Our aim is to stimulate microglia into an inflammatory, neurotoxic phenotype for developing a culture model of microglia-induced neuronal damage. Interestingly, Papageorgiou and colleagues demonstrated on hippocampal slice cultures that, although chronic activation with LPS renders the microglia reactive, neuronal damage is caused only in the presence of the IFN-γ receptor signaling [23]. Importantly, they go on to demonstrate that NO is responsible for neuron damage. LPS is a component of the cell wall of Gram-negative bacteria and represents an exogenous, infectious agent. It induces reactive phenotypes of microglia through TLR4 signaling and activation of the NFκB inflammatory pathway [24]. IFN-γ, on the other hand, is an inflammatory cytokine and part of the endogenous tissue response to inflammation. There are also aging-related increases in IFN-γ. IFN-γ binds to the IFN-γ receptor present on microglia to activate multiple effector genes, including inducible nitric oxide synthase (iNOS), and CD40 through the JAK/STAT pathway [25]. LPS and IFN-γ synergistically up-regulate proteins of the TLR4 signaling pathway, namely CD14, TLR4, MD-2, and MyD88 expression [24]. Therefore, when both IFN-γ and LPS signaling is induced, for instance, in our LPS/IFN-g co-stimulation protocol, it causes amplification of STAT1 activation. Thus, co-stimulation involves up-regulation of both NF-κB and STAT1.

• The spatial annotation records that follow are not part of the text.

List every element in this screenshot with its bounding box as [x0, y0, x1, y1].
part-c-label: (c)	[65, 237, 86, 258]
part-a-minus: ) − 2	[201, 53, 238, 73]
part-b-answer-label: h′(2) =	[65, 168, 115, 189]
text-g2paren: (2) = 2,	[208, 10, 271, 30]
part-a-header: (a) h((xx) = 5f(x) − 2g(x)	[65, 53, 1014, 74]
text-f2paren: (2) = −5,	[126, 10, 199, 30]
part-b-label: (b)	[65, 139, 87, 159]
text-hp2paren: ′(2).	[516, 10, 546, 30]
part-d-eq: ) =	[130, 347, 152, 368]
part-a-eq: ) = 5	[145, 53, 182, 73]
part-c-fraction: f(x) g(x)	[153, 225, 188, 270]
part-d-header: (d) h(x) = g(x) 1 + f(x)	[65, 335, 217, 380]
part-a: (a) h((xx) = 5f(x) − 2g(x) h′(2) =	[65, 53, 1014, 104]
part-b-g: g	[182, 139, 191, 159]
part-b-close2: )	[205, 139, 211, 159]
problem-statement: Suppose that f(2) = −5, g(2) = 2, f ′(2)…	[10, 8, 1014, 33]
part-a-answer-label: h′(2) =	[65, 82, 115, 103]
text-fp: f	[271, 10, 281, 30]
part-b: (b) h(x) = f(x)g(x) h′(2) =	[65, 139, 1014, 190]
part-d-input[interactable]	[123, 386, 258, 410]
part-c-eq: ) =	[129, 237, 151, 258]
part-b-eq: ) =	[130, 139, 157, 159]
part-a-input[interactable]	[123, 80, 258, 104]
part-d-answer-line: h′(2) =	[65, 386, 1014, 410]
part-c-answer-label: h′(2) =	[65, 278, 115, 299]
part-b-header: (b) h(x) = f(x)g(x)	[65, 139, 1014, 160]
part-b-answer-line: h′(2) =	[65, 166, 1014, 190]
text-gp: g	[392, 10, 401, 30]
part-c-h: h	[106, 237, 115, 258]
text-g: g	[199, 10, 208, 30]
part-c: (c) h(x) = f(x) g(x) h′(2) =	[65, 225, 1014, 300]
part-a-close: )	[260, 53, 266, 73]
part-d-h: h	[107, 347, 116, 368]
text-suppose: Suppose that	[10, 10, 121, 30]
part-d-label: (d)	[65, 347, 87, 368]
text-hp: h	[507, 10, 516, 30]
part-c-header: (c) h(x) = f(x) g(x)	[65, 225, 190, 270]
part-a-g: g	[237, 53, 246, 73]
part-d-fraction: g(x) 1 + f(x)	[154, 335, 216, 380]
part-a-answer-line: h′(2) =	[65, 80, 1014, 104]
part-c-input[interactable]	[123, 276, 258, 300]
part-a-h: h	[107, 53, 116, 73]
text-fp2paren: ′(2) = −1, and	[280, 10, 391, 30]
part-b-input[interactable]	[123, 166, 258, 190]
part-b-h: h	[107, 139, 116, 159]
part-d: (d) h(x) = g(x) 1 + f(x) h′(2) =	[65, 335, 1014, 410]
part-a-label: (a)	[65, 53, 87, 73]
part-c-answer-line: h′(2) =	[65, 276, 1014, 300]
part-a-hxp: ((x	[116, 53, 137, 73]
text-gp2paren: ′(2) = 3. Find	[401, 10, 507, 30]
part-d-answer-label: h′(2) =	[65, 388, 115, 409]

In our study, _primedIFN-γ₅₀LPS₁₀₀ induced the highest NO levels across all stimulation protocols tested. All other tested parameters, namely iROS, CD40 expression, and migration, were highest with LPS₂₀₀IFN-γ_2.5 co-stimulation_. For priming, namely when IFN-g administered prior LPS stimulation, IFN-γ may act by upregulating CD14, increasing its sensitivity towards secondary stimulus, and augmenting NF-κB activation. Unexpectedly, priming BV2 microglia inhibited BV2 cells migration towards LPS. Interestingly, migration of BV2 cells is enhanced when IFN-γ is added simultaneously with LPS. IFN-γ, therefore, can have opposing effects on cell migration depending on the stimulation protocol. The literature demonstrates several different effects of priming with IFN-γ on migration. IFN-γ-primed macrophages have enhanced migration towards chemokine CCL2/MCP-1 [26], although it had negligible effect on migration towards adenosine diphosphate (ADP) [27]. Rat microglia primed with IFN-γ decreased migration of microglia in response to zymosan-activated serum [28]. Additionally, IFN-γ priming drastically suppressed CCL2-induced primary human monocyte migration. Notably, inhibition of migration increased with the IFN-γ pre-incubation duration [29].

5. Conclusions

The activation state of microglia varies depending on stimulation protocols. LPS/IFN-γ co-stimulation induced higher ROS production, CD40 expression, and migration compared to IFN-γ-priming of LPS-stimulated BV2 cells. However, priming resulted in a higher NO production compared to co-stimulation, and migration was inhibited in IFN-γ-primed BV2 microglia cells.